Ask any couple who've been together for long enough and they will tell you that there are many many points where we have to put the survival of a relationship over our own personal goals. This is a constant problem throughout most peoples relationships. Do I do what is best for me, or best for us? They aren't always the same.

Kiddies on TSR who have never had a long-term relationships don't really understand this. They are idealistic and believe that if it's meant to be its meant to be. That has never been true. Relationships that survive, survive because of continued effort, sacrifice and hard-working. Not just doing what you want, when you want, and presuming that its possible to find a relationship that perfectly fits around your plans/whims.

That means always asking 'what do I want most at the moment?' If the answer to that is your relationship. Then obviously you shouldn't go to a university far away, because the vast vast majority of relationships fail under those circumstances. If your priority is 'actually, my education and personal future plans are more important' then yes you should go.

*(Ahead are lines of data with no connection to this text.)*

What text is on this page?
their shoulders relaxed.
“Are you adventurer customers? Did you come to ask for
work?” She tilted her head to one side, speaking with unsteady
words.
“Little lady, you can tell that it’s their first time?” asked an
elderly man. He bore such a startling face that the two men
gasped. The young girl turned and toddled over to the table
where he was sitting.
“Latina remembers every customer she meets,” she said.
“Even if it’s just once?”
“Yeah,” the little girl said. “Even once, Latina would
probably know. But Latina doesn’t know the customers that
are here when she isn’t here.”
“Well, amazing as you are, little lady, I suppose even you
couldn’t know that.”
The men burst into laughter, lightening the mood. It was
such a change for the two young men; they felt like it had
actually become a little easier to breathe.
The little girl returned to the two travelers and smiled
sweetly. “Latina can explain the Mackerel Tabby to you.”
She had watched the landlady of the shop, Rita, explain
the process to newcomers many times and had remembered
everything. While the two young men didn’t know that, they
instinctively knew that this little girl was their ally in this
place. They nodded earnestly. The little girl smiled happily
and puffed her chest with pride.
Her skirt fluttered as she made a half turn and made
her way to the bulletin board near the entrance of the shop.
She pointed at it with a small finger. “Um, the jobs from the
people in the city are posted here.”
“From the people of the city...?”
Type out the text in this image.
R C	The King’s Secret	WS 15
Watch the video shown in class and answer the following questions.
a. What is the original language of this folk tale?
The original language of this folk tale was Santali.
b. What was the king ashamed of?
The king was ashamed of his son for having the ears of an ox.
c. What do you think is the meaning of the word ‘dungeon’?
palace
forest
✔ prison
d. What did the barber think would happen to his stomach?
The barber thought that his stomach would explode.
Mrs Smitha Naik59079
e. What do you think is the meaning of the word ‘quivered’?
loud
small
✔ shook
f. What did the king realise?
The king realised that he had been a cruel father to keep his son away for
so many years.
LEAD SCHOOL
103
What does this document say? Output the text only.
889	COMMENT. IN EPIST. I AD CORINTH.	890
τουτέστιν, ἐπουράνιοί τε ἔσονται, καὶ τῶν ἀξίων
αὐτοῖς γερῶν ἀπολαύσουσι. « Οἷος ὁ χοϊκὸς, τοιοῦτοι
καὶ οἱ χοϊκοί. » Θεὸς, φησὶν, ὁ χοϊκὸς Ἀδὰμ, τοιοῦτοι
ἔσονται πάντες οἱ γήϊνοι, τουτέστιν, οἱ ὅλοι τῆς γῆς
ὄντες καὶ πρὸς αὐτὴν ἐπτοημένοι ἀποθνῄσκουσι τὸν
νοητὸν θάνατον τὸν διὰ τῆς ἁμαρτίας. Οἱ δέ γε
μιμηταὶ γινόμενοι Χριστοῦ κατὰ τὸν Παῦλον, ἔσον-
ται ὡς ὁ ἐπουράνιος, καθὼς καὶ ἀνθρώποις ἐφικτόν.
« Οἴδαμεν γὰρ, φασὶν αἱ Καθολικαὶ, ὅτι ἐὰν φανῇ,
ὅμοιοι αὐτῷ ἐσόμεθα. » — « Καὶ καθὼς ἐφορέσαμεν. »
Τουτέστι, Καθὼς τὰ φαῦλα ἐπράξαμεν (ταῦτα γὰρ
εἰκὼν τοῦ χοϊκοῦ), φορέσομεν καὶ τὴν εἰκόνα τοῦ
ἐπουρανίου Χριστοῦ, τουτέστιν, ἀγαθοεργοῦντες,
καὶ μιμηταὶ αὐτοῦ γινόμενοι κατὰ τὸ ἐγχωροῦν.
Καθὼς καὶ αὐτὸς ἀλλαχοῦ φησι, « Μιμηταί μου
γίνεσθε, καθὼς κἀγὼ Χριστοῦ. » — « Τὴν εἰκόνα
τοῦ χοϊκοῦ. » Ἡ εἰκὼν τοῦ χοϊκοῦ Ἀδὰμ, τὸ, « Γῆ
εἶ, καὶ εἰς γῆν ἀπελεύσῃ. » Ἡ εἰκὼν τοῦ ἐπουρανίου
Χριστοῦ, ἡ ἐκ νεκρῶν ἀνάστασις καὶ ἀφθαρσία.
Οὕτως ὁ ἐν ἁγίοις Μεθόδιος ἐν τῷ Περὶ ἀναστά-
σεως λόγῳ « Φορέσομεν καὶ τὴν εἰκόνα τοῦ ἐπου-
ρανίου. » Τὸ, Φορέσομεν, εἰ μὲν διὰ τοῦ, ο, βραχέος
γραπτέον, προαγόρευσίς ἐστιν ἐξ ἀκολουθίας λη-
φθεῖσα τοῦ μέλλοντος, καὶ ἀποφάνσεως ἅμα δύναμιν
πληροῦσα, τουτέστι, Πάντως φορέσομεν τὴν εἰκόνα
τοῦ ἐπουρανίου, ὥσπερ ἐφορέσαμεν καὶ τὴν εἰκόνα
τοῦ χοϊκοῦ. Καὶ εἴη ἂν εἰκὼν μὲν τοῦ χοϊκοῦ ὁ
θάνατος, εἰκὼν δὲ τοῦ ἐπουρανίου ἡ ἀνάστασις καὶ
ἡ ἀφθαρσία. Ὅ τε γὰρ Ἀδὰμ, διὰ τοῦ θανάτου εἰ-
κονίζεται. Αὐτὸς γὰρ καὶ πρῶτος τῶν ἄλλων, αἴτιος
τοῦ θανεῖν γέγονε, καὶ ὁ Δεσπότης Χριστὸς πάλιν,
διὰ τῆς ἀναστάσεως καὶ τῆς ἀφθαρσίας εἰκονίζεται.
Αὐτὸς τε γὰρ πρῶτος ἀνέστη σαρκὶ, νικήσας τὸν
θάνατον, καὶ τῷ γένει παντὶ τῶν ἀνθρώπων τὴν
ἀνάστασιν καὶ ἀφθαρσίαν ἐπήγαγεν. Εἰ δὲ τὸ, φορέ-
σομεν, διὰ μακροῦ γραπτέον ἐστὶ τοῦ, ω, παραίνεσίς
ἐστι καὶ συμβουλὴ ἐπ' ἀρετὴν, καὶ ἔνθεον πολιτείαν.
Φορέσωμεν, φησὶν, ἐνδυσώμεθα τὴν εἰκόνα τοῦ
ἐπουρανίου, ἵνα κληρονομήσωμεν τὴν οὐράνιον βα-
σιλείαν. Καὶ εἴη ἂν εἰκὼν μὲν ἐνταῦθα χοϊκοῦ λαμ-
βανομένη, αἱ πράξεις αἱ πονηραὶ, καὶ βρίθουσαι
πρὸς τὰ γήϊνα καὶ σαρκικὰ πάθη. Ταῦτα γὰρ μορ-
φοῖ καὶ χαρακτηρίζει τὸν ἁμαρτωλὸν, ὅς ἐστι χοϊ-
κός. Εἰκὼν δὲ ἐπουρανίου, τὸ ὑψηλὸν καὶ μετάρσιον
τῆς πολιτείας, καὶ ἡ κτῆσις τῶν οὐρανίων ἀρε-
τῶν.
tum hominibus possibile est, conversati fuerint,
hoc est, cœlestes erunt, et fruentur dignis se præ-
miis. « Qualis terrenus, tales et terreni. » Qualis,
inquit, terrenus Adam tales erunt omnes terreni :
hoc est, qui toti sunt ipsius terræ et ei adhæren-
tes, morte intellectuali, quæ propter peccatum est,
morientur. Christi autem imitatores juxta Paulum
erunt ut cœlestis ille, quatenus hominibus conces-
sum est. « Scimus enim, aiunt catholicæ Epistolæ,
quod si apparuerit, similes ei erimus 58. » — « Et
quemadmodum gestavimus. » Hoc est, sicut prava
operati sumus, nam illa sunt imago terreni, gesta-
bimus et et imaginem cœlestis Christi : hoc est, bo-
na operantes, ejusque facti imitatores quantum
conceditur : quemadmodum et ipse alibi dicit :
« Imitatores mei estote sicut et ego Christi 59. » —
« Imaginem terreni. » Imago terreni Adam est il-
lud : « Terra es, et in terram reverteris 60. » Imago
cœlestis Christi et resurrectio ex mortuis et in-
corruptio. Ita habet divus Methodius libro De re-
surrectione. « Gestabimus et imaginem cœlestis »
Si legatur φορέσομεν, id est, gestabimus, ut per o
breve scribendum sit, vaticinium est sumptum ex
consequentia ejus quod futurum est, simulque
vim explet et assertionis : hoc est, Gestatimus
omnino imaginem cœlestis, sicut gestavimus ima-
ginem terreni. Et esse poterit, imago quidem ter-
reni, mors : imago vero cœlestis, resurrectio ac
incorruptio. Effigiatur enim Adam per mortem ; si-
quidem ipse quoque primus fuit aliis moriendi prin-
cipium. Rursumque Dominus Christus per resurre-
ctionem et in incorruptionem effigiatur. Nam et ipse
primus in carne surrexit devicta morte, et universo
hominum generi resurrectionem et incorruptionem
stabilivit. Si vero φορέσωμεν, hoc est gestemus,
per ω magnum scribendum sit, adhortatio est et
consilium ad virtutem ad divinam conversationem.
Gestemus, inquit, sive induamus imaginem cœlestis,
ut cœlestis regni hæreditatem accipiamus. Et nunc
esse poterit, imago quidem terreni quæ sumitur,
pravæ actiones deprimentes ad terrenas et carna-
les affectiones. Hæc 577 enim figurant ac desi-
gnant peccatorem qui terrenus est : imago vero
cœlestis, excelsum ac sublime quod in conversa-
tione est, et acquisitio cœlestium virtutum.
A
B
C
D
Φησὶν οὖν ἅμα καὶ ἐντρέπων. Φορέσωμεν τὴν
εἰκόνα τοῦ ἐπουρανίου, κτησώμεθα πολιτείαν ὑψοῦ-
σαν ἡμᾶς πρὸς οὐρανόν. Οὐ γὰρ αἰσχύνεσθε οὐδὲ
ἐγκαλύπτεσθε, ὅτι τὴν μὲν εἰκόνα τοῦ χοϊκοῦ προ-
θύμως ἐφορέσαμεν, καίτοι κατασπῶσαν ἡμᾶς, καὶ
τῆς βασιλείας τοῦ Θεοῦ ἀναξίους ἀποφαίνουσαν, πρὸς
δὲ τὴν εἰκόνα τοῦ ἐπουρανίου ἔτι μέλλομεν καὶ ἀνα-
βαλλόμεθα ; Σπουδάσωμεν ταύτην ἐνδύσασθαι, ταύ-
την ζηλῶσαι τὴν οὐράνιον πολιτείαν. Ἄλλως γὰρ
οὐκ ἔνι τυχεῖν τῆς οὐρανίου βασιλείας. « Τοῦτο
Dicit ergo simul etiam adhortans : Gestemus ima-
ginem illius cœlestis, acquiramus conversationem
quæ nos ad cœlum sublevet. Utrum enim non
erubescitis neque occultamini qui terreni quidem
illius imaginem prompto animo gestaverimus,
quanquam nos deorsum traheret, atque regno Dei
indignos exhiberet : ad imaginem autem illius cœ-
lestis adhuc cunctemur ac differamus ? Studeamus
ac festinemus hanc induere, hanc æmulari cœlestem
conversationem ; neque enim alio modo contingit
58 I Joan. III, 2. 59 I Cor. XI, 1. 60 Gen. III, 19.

But it's not selfish or controlling for you and your boyfriend to come up with different answers. If your answer is that your personal goals are more important - that's fine. If his is that the relationship is more important, that's fine as well. It sucks for him, because he's going to get his heart broken, but his wish to put the relationship above personal goals isn't selfish (as long as he is holding himself to the same standards) its actually the mature way to live. Your young though, you can't expect 17-20 year olds to prioritise relationships in the same way that 30 year olds do.

So in short - your not wrong to want to go and peruse your own goals. But neither is he for wanting to prioritise the future of the relationship, and wanting a partner that will do the same. The dream where you can have a relationship where both parties can do anything they want, and never have to compromise their own plans or desires for the relationship doesn't exist. It sucks, and its going to be painful for you both, but that's life. Eventually when your ready you will be in a relationship that you want to prioritise above all else, and your attitude will be different. Until then, its perfectly ok to do what you want and peruse your own plans.

Your relationship is gone though. Until your ready to put a relationship first, you will be screwed either way when these situations happen. If you go, you'll not make it. If you stay, you'll resent him, and break up eventually.

That's life for your relationships.
(edited 3 years ago)
@fallen_acorns that was nice! U describe it well!

The reality is that when girl leaves for uni, dude is scared coz he rightly knows it's the end of the rel. This story gets repeated a million times and now with a lot more girls in college than guys, it's most typical for the dude to be left lamenting in his hs town.
Reply 19
I wonder whether your boyfriend has the opportunity to go to University too? I suspect that's not the case.